From the Mexican border near Corozal Town to Punta Gorda in Toledo, via the shortest route (Northern Highway, Boom bypass, Western Highway, Coastal Road, and Southern Highway) it is about 245 miles. All of this is paved, except the so-called Coastal Road, which is not on the coast -- if you want to avoid that, go on to Belmopan and take the Hummingbird to the Southern Highway, a little longer but a better road and far more scenic. Non-stop, averaging about 50 mph, you can make the north to south trip in about 5 hours. As a practical matter, given speed bumps, traffic, weather issues, etc. most people wouldn't want to push it that hard.
But as Diane says, very little of this route is within sight of the coast. To get to the coast you will have to take detours, and even then you are going to be within view of the water only for short distances. From memory, which may be faulty, the only places where you can see the water by main road are:
* A few blocks in Corozal Town have views of Corozal Bay
* Short distances en route to and in Sarteneja have bay views
* In Belize City there are short distances with harbor or sea views
* Going south, you can drive to the sea at Gale's Point, Dangriga and Hopkins/Sittee
* The longest stretch of sea views is down the roughly 16 miles of the Placencia peninsula, from Riversdale south, though the sea is not visible the entire way
* A short distance along PG waterfront
There are a few other places where you can briefly spot the water, such as near Monkey River, from hilltops near PG and at Barranco.
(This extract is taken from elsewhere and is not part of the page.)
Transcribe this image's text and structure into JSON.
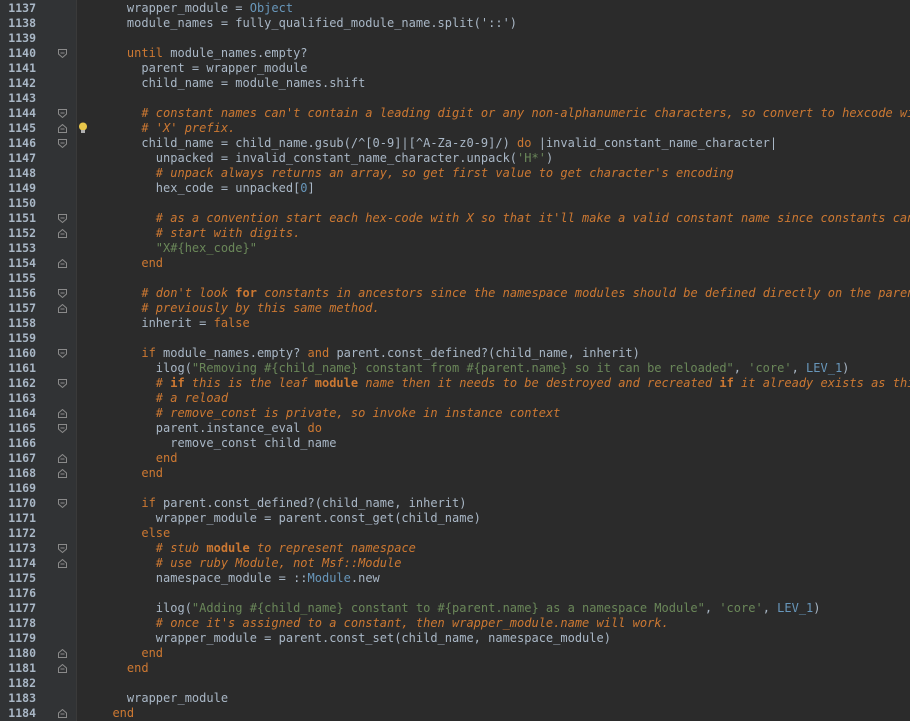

If you wanted to scope out as much of coastal areas as you could reach by car, including a side trip to Sarteneja, Gale's Point, Dangriga, Hopkins, Placencia, etc. you're talking maybe 12-14 solid hours of driving, and realistically you'd need at least two or three days, preferably longer.
Keep in mind that much of the Belize mainland coast is swamp and mangroves, not sandy beaches.